I felt a weird shift in my stomach, like we’d just gone over a bump in the road. “Yeah, exactly,” I answered. “So, why not have something else? Both of us could.”
“Is this about you feeling guilty because you live with me? Are you trying to pay me back in another way?”
“Not through sex,” I answered. “Unless that’s what you want.”
“No. No,” he repeated. Then he looked out of the window and we didn’t talk much for the rest of the way to the hospital. He had other things to think about besides my suggestion, and it probably hadn’t been the right time to bring it up, anyway.
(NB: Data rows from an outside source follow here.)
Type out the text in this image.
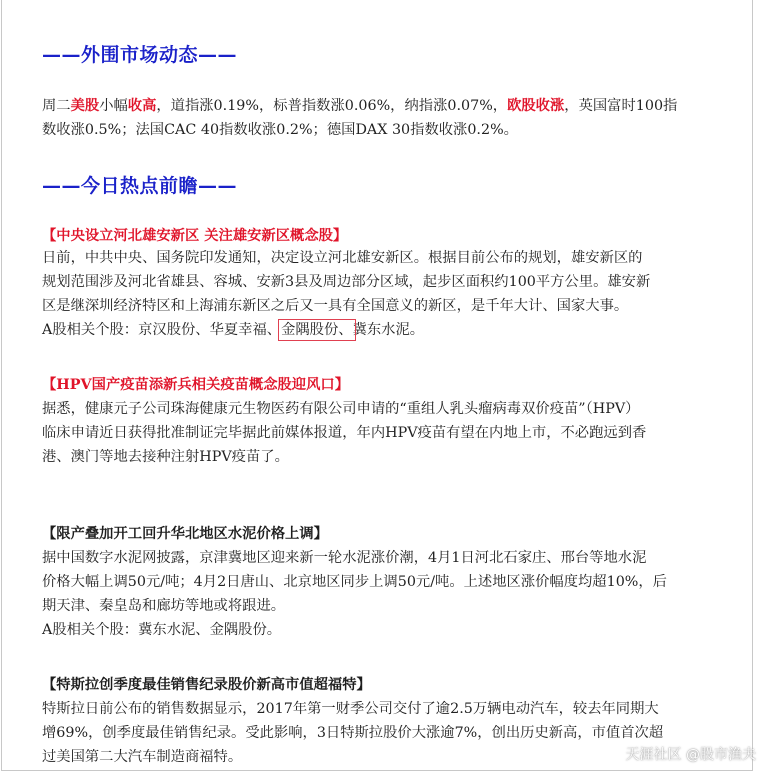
——外围市场动态——
周二美股小幅收高，道指涨0.19%，标普指数涨0.06%，纳指涨0.07%，欧股收涨，英国富时100指
数收涨0.5%；法国CAC 40指数收涨0.2%；德国DAX 30指数收涨0.2%。
——今日热点前瞻——
【中央设立河北雄安新区 关注雄安新区概念股】
日前，中共中央、国务院印发通知，决定设立河北雄安新区。根据目前公布的规划，雄安新区的
规划范围涉及河北省雄县、容城、安新3县及周边部分区域，起步区面积约100平方公里。雄安新
区是继深圳经济特区和上海浦东新区之后又一具有全国意义的新区，是千年大计、国家大事。
A股相关个股：京汉股份、华夏幸福、金隅股份、冀东水泥。
【HPV国产疫苗添新兵相关疫苗概念股迎风口】
据悉，健康元子公司珠海健康元生物医药有限公司申请的“重组人乳头瘤病毒双价疫苗”（HPV）
临床申请近日获得批准制证完毕据此前媒体报道，年内HPV疫苗有望在内地上市，不必跑远到香
港、澳门等地去接种注射HPV疫苗了。
【限产叠加开工回升华北地区水泥价格上调】
据中国数字水泥网披露，京津冀地区迎来新一轮水泥涨价潮，4月1日河北石家庄、邢台等地水泥
价格大幅上调50元/吨；4月2日唐山、北京地区同步上调50元/吨。上述地区涨价幅度均超10%，后
期天津、秦皇岛和廊坊等地或将跟进。
A股相关个股：冀东水泥、金隅股份。
【特斯拉创季度最佳销售纪录股价新高市值超福特】
特斯拉日前公布的销售数据显示，2017年第一财季公司交付了逾2.5万辆电动汽车，较去年同期大
增69%，创季度最佳销售纪录。受此影响，3日特斯拉股价大涨逾7%，创出历史新高，市值首次超
过美国第二大汽车制造商福特。	天涯社区 @股市渔夫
So, when the map told me that we were close, I spoke up again. “I’m sorry,” I told him. “You can just forget about what I said.”
“Are you afraid that I’m going to kick you out of the house? Is that why you made that offer?”
“No. And if you did kick me out, I would find somewhere else to go. I have a lot more opportunities now,” I answered. “I said it because I thought it was a good idea. This thing, the thing between you and me, is the steadiest and normal-est that I’ve ever had. Is that a word?”
“Maybe ‘the most normal.’ But I understand what you mean,” Nolan said. “It is for me, too.”
“More than your fiancée?” I asked.
“There.” He pointed. “That’s the hospital entrance.”
I dropped him off and then parked, because he was obviously in a hurry to see his dad.
Then I followed the signs and sat in the waiting room of the cardiac care unit with some other worried people.
He was gone for a while and I made myself comfortable and tried to do more of the assignment I’d been working on earlier, in my bedroom.
It seemed just as impossible and I got pretty much nowhere with it.
He came out after I had put that crapola away and I tried to read his expression, but all I could get was “shuttered.” “Are you ready?” he asked. “They close the unit to visitors for an hour and then reopen, but my dad said not to come back tonight.”
“Is he tired?”
“No, he’s sitting up and doing work, and I think I’m getting in his way. He let me know that some people have jobs and can’t just waste hours by chatting.”